I stared at her, horrified.
“Stop it,” Doc barked. “Stop it right now.” He marched up to her and slapped her squarely across the cheek. She was silent for a second, and then she began crying as though her heart were broken.
Doc carried her to her room and put her to bed. While he was sterilizing his hypodermic needle, I poured a double brandy down her throat. “I’m sorry,” she whispered. “I’m sorry, but I just can’t stand it any longer. I wish that bomb had killed me.”
“Auntie Mame!”
“Okay, Eleanora Duse, relax. Come out of it. You don’t really wish anything of the kind. At least I don’t. You’re too profitable a patient,” Doc said, stroking her hand. “You’ve just been through more than one human being can stand.”
“But here I thought I was a little mother—Mrs. Wiggs of the Cabbage Patch sort of thing. And I’ve failed, failed, failed!”

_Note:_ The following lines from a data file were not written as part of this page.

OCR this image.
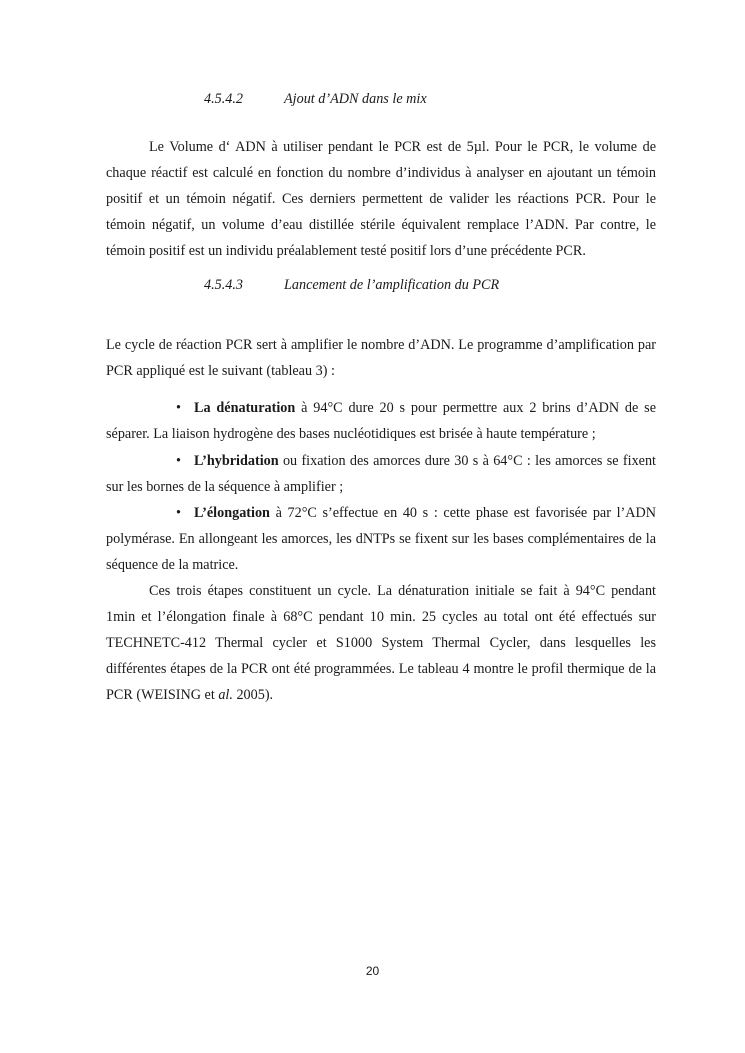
4.5.4.2	Ajout d’ADN dans le mix

Le Volume d‘ ADN à utiliser pendant le PCR est de 5µl. Pour le PCR, le volume de chaque réactif est calculé en fonction du nombre d’individus à analyser en ajoutant un témoin positif et un témoin négatif. Ces derniers permettent de valider les réactions PCR. Pour le témoin négatif, un volume d’eau distillée stérile équivalent remplace l’ADN. Par contre, le témoin positif est un individu préalablement testé positif lors d’une précédente PCR.

4.5.4.3	Lancement de l’amplification du PCR

Le cycle de réaction PCR sert à amplifier le nombre d’ADN. Le programme d’amplification par PCR appliqué est le suivant (tableau 3) :

• La dénaturation à 94°C dure 20 s pour permettre aux 2 brins d’ADN de se séparer. La liaison hydrogène des bases nucléotidiques est brisée à haute température ;

• L’hybridation ou fixation des amorces dure 30 s à 64°C : les amorces se fixent sur les bornes de la séquence à amplifier ;

• L’élongation à 72°C s’effectue en 40 s : cette phase est favorisée par l’ADN polymérase. En allongeant les amorces, les dNTPs se fixent sur les bases complémentaires de la séquence de la matrice.

Ces trois étapes constituent un cycle. La dénaturation initiale se fait à 94°C pendant 1min et l’élongation finale à 68°C pendant 10 min. 25 cycles au total ont été effectués sur TECHNETC-412 Thermal cycler et S1000 System Thermal Cycler, dans lesquelles les différentes étapes de la PCR ont été programmées. Le tableau 4 montre le profil thermique de la PCR (WEISING et al. 2005).

20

“You’ve got to get rid of those kids,” Doc said. “I really mean it. You’re a sick woman.”
“But I can’t. Where would they go?”
“Could I suggest a good reformatory?” I said.
“And there’s always Bellevue,” Doc added.
“No. It’s out of the question,” Auntie Mame sighed. “I can’t. I said I’d take care of them and …”
“And kill yourself while you’re at it? It isn’t a question of wanting to get rid of them. You have to. Doctor’s orders,” Doc said seriously. “You’ve done more for those little changelings than anybody could. You’ve spent damned near a year of your life with them. Poured thousands and thousands of dollars into them. This house, their food, their clothes, their schooling. My bill alone has come to more than two grand. Fun’s fun, but you can’t go on this way. You’ve got to get rid of them—before they get rid of you.”